No one ever said that keeping reef aquaria is totally uncomplicated. Especially keeping them clean! Sure, some maintenance approaches are simpler than others; natural methods are, for example, fairly effortless means to control nuisance algae, detritus and pests.
Natural methods certainly require some research, planning and occasional monitoring; but for the most part, they involve adding organisms that improve environmental conditions simply by doing what they do… naturally. For you, this eliminates much need for tinkering with touchy equipment, changing expensive chemical filtrants, constantly algae wiping, etc. Plus, successfully creating a dynamic, self-sustaining ecosystem is hugely satisfying.
Perhaps the most common and most important agents of biocontrol for both algae and detritus are copepods. This should make plenty of sense, since these tiny crustaceans fulfill the same ecological role in most natural aquatic/marine environments. Increasingly, aquarists are taking all kinds of measures (e.g. phyto dosing) to ensure that their systems can sustain large copepod populations. Arguably, the surest way to promote high copepod density is to install a planted refugium.
Planted refugia (specifically the macroalgal “plants”) already have other, well-known benefits; they reduce dissolved nutrient concentrations, for example. These are considerable benefits, for sure. But planted refugia are worthwhile for their pod-promoting properties alone.

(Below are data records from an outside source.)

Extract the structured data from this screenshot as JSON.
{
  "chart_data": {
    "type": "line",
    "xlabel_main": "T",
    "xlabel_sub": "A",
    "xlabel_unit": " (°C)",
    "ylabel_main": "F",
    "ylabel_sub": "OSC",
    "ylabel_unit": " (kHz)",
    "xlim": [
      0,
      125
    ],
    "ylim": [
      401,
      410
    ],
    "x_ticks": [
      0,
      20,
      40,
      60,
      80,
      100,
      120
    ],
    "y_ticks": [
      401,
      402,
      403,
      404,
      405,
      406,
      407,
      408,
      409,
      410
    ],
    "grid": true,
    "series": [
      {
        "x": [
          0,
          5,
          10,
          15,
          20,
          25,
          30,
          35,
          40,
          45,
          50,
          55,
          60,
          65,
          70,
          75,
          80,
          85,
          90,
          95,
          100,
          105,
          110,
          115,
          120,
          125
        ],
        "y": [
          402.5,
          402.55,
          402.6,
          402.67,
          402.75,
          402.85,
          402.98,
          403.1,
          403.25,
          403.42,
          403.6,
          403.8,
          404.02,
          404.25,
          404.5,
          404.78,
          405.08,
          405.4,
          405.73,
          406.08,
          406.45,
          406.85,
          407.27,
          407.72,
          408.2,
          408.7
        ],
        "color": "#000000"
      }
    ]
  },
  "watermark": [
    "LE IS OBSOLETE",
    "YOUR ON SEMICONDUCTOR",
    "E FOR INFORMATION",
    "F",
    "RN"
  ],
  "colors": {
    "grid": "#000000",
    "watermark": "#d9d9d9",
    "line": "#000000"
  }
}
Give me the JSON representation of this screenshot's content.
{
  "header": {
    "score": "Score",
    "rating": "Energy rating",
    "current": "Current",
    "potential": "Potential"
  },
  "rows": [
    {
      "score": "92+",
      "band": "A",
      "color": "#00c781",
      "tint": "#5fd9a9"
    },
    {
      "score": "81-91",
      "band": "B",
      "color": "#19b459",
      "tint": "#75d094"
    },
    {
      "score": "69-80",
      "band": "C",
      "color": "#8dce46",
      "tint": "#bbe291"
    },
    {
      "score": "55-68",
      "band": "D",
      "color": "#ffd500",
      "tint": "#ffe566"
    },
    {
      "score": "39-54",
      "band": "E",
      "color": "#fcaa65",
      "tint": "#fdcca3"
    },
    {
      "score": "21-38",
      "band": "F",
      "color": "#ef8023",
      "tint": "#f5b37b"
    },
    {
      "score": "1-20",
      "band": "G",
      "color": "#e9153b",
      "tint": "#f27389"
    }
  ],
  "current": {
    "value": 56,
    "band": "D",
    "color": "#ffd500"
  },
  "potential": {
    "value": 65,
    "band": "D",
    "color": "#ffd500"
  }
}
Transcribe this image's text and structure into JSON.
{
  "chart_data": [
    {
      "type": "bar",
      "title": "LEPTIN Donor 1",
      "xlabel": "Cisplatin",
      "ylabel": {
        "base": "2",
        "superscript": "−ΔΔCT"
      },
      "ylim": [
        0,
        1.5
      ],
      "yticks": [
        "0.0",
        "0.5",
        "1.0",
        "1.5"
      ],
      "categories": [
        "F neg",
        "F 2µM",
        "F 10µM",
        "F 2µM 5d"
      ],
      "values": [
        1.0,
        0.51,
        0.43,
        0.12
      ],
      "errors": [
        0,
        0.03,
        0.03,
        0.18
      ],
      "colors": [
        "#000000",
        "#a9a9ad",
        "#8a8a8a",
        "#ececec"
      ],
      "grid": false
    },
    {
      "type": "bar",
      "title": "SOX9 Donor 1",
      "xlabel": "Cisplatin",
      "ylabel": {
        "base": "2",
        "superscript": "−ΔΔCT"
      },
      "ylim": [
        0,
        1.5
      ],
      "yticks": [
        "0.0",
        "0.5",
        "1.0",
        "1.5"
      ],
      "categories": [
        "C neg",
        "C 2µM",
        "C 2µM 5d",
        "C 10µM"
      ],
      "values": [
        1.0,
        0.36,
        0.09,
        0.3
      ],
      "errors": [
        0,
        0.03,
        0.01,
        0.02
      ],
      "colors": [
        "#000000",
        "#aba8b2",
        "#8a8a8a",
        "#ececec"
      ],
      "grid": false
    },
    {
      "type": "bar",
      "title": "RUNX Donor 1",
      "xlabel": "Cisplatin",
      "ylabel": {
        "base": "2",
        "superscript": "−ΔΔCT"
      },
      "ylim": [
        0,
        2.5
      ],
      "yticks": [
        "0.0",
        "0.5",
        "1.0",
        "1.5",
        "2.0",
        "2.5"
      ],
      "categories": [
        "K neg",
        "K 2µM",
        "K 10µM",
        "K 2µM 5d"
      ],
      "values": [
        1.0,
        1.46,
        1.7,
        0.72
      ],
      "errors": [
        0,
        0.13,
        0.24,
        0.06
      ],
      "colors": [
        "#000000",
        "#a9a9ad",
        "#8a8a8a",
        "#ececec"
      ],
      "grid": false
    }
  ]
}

So–by cranking up pod numbers, a refugium helps to keep a tank clean. That doesn’t mean that the ‘fuge itself can’t get dirty. For example, massive accumulations of detritus can form in densely planted refugia. And pods can’t control pests. Like in the main tank, the best way to tackle refugium cleaning and remove pests is to adopt natural methods.
But planted refugia are necessarily different environments from the main tank. This means that many animals used for clean-up in the main tank cannot be used in the refugium. For example, urchins are excellent algivores that are great for the display, but can’t be in the ‘fuge because they’d eat all of the macros! There are just as many species that are safe with macros, but aquarists just don’t think to put them in the ‘fuge. Imagine what happens if you put a gazillion aiptasia-eating animals in the main tank but stock none in the refugium–you’ll probably never get rid of the aiptasia, right?
Again, overall, a refugium makes it easier to maintain a clean, healthy reef tank. But your tank will be even cleaner, with even less effort, if the ‘fuge houses its own clean-up crew.
Obviously, planted refugia are brightly illuminated environments. Thus, even in such close proximity to their macroalgal competitors, nuisance microalgae can take hold there. It can grow on the glass, on the sand or even on the macros. A well-rounded group of algivores can control these bad algae. This must, however, not include any animals that might develop a strong taste for your macroalgae. Sure, some snails might eat some soft macros like Ulva, but it’s all good so long as they focus on the microalgae.
There are a few captive-bred snails that are suitable for this purpose. Not only are captive-bred trochus snails and siphonaria limpets both excellent algae-eaters but they also are much hardier than wild-collected specimens.
Particulate organic matter (POM) is highly prone to settling out in refugia (especially planted refugia) where flow is reduced and certain macros (especially meshy types like Chaetomorpha) act like mechanical filters. This isn’t necessarily bad. For one, it removes these solid wastes from the display tank, where they would otherwise be much unsightlier. Also, by settling POM in the refugium, it is concentrated in just the spot where most of the pods are (i.e. where they can eat it most efficiently!).
Still, in tanks with lots of well-fed fish, detritus can build up faster than the pods can consume it. This is where the pods can use some help. Detritivorous snails are perfect for this job. Again, because wild snails can be touchy, captive-bred specimens are a much better choice. Thankfully, the sludge-busting cerith snail and nassarius snail clean up crews are available as captive-bred. Tiny burrowing snails such as these significantly improve the appearance and water quality of a reef tank, and indeed refugium, by consuming organic wastes. Most of these also contribute to some film algae control as well.
Many small invertebrate animals are used to control pests of various sorts. Most of these are quite happy to live in the ‘fuge. The list of pest control critters is a bit long to run through in its entirety here, but we’ll posit the peppermint shrimp as a great example. This is, for sure, due to its proven usefulness in eradicating a common and particularly nasty pest, the aiptasia anemone. But these shrimps are also pretty good at scavenging wastes in general. This would include larger chunks of organic matter such as fish food that might find its way into the ‘fuge. These guys can mop up in seconds what would take copepods hours to do. This is especially important when snails die in the ‘fuge; a peppermint shrimp will eat a dead snail long before it has a chance to decay and foul the water.
Your refugium clean-up crew may be built around your specific needs and specific type of system you have. But regardless of the details, it’s a really good idea to remember the ‘fuge when your stocking critters for algae, detritus and pest control. This undoubtedly will simplify your maintenance regimen and reduce your reliance on complicated, expensive filtration technologies. And of course your tank will be a whole lot more interesting to observe!